Select to view content in your preferred language

Extract data from Microsofct Word .docx for fetaure class using Python or other tools?

2540
5
01-07-2021 05:24 AM
AlanMcDowell1
Emerging Contributor

Are there tools or Python scripts that will extract text from Microsoft Word (2016) files (.docx )? 

Issue - I have dozens or Word documents , all in the same format, that have data I would like to extract to put in a feature class.

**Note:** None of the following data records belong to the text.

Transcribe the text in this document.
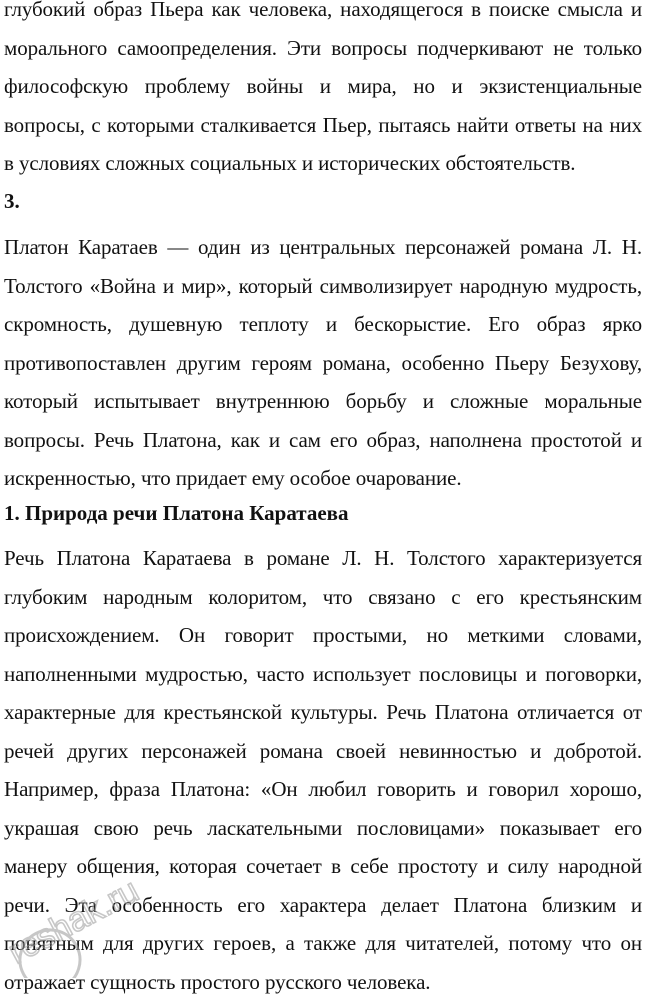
глубокий образ Пьера как человека, находящегося в поиске смысла и морального самоопределения. Эти вопросы подчеркивают не только философскую проблему войны и мира, но и экзистенциальные вопросы, с которыми сталкивается Пьер, пытаясь найти ответы на них в условиях сложных социальных и исторических обстоятельств.

3.

Платон Каратаев — один из центральных персонажей романа Л. Н. Толстого «Война и мир», который символизирует народную мудрость, скромность, душевную теплоту и бескорыстие. Его образ ярко противопоставлен другим героям романа, особенно Пьеру Безухову, который испытывает внутреннюю борьбу и сложные моральные вопросы. Речь Платона, как и сам его образ, наполнена простотой и искренностью, что придает ему особое очарование.

1. Природа речи Платона Каратаева

Речь Платона Каратаева в романе Л. Н. Толстого характеризуется глубоким народным колоритом, что связано с его крестьянским происхождением. Он говорит простыми, но меткими словами, наполненными мудростью, часто использует пословицы и поговорки, характерные для крестьянской культуры. Речь Платона отличается от речей других персонажей романа своей невинностью и добротой. Например, фраза Платона: «Он любил говорить и говорил хорошо, украшая свою речь ласкательными пословицами» показывает его манеру общения, которая сочетает в себе простоту и силу народной речи. Эта особенность его характера делает Платона близким и понятным для других героев, а также для читателей, потому что он отражает сущность простого русского человека.

reshak.ru
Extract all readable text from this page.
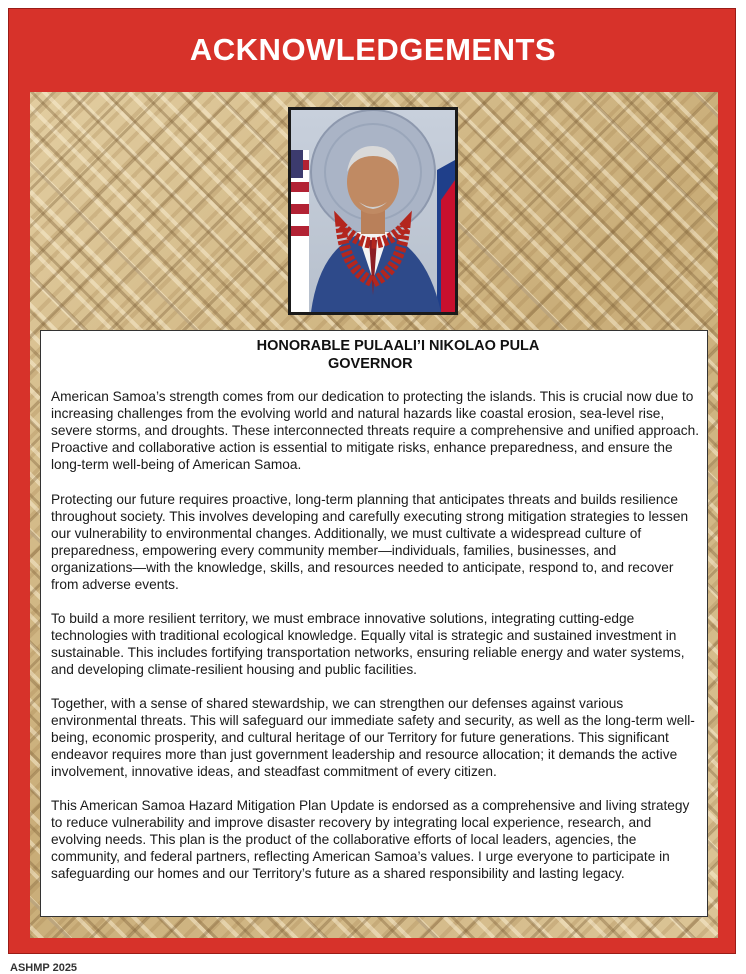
ACKNOWLEDGEMENTS
HONORABLE PULAALI’I NIKOLAO PULA
GOVERNOR

American Samoa’s strength comes from our dedication to protecting the islands. This is crucial now due to increasing challenges from the evolving world and natural hazards like coastal erosion, sea-level rise, severe storms, and droughts. These interconnected threats require a comprehensive and unified approach. Proactive and collaborative action is essential to mitigate risks, enhance preparedness, and ensure the long-term well-being of American Samoa.

Protecting our future requires proactive, long-term planning that anticipates threats and builds resilience throughout society. This involves developing and carefully executing strong mitigation strategies to lessen our vulnerability to environmental changes. Additionally, we must cultivate a widespread culture of preparedness, empowering every community member—individuals, families, businesses, and organizations—with the knowledge, skills, and resources needed to anticipate, respond to, and recover from adverse events.

To build a more resilient territory, we must embrace innovative solutions, integrating cutting-edge technologies with traditional ecological knowledge. Equally vital is strategic and sustained investment in sustainable. This includes fortifying transportation networks, ensuring reliable energy and water systems, and developing climate-resilient housing and public facilities.

Together, with a sense of shared stewardship, we can strengthen our defenses against various environmental threats. This will safeguard our immediate safety and security, as well as the long-term well-being, economic prosperity, and cultural heritage of our Territory for future generations. This significant endeavor requires more than just government leadership and resource allocation; it demands the active involvement, innovative ideas, and steadfast commitment of every citizen.

This American Samoa Hazard Mitigation Plan Update is endorsed as a comprehensive and living strategy to reduce vulnerability and improve disaster recovery by integrating local experience, research, and evolving needs. This plan is the product of the collaborative efforts of local leaders, agencies, the community, and federal partners, reflecting American Samoa’s values. I urge everyone to participate in safeguarding our homes and our Territory’s future as a shared responsibility and lasting legacy.

ASHMP 2025
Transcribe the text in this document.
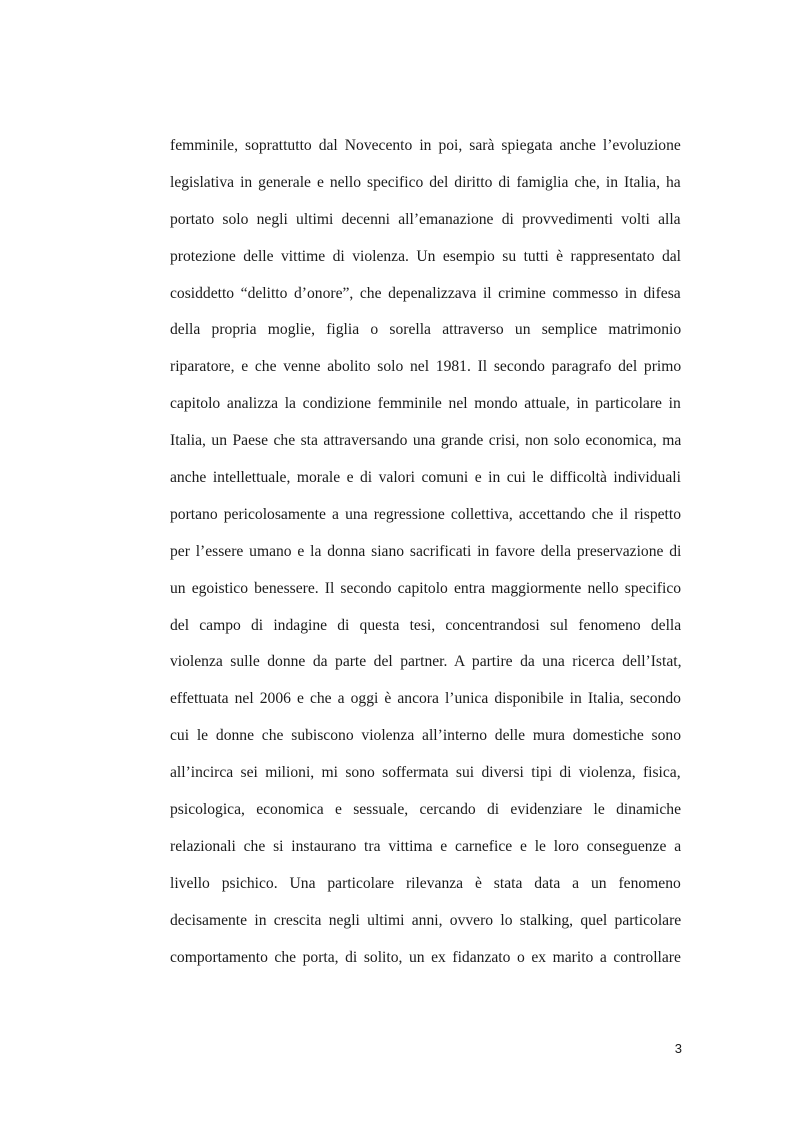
femminile, soprattutto dal Novecento in poi, sarà spiegata anche l’evoluzione
legislativa in generale e nello specifico del diritto di famiglia che, in Italia, ha
portato solo negli ultimi decenni all’emanazione di provvedimenti volti alla
protezione delle vittime di violenza. Un esempio su tutti è rappresentato dal
cosiddetto “delitto d’onore”, che depenalizzava il crimine commesso in difesa
della propria moglie, figlia o sorella attraverso un semplice matrimonio
riparatore, e che venne abolito solo nel 1981. Il secondo paragrafo del primo
capitolo analizza la condizione femminile nel mondo attuale, in particolare in
Italia, un Paese che sta attraversando una grande crisi, non solo economica, ma
anche intellettuale, morale e di valori comuni e in cui le difficoltà individuali
portano pericolosamente a una regressione collettiva, accettando che il rispetto
per l’essere umano e la donna siano sacrificati in favore della preservazione di
un egoistico benessere. Il secondo capitolo entra maggiormente nello specifico
del campo di indagine di questa tesi, concentrandosi sul fenomeno della
violenza sulle donne da parte del partner. A partire da una ricerca dell’Istat,
effettuata nel 2006 e che a oggi è ancora l’unica disponibile in Italia, secondo
cui le donne che subiscono violenza all’interno delle mura domestiche sono
all’incirca sei milioni, mi sono soffermata sui diversi tipi di violenza, fisica,
psicologica, economica e sessuale, cercando di evidenziare le dinamiche
relazionali che si instaurano tra vittima e carnefice e le loro conseguenze a
livello psichico. Una particolare rilevanza è stata data a un fenomeno
decisamente in crescita negli ultimi anni, ovvero lo stalking, quel particolare
comportamento che porta, di solito, un ex fidanzato o ex marito a controllare
3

The Word documents have listings of geocoordinates, and text descriptions that would fit nicely into feature class fields. 

Plan - I would like to be able to extract the data to a table in a FGDB (or into a CSV file) that I can then convert to a feature class.

Are there Python modules, or Python code, or ESRI models that can do this?

Thank you!

5 Replies
GeoJosh
Esri Regular Contributor

Morning, AlanMcDowell1!

I'm not aware of any Esri tools to accomplish what you describe, but the docx Python module looks like it might do the job.

https://python-docx.readthedocs.io/en/latest/

Josh

AlanMcDowell1
Emerging Contributor

I spent a few hours with the docx Python module but could not get it to work, it is probably because I am a novice user of Python and was doing something wrong.

0 Kudos
DanPatterson
MVP Esteemed Contributor

moved to Data Management Questions - GeoNet, The Esri Community

to garner a more focused audience to your question


... sort of retired...
Robert_LeClair
Esri Notable Contributor

The LocateXT extension for ArcGIS Pro can do this.  It can work with non-structured data such as a Word Doc and extract coordinates and other attributes out into a geodatabase point feature class. You can even build create custom attributes to only pull out certain things from your unstructured data.  Pretty interesting tool!

AlanMcDowell1
Emerging Contributor

Thanks. Locate XT looks like it will work. I will post back after I get an license and try it out.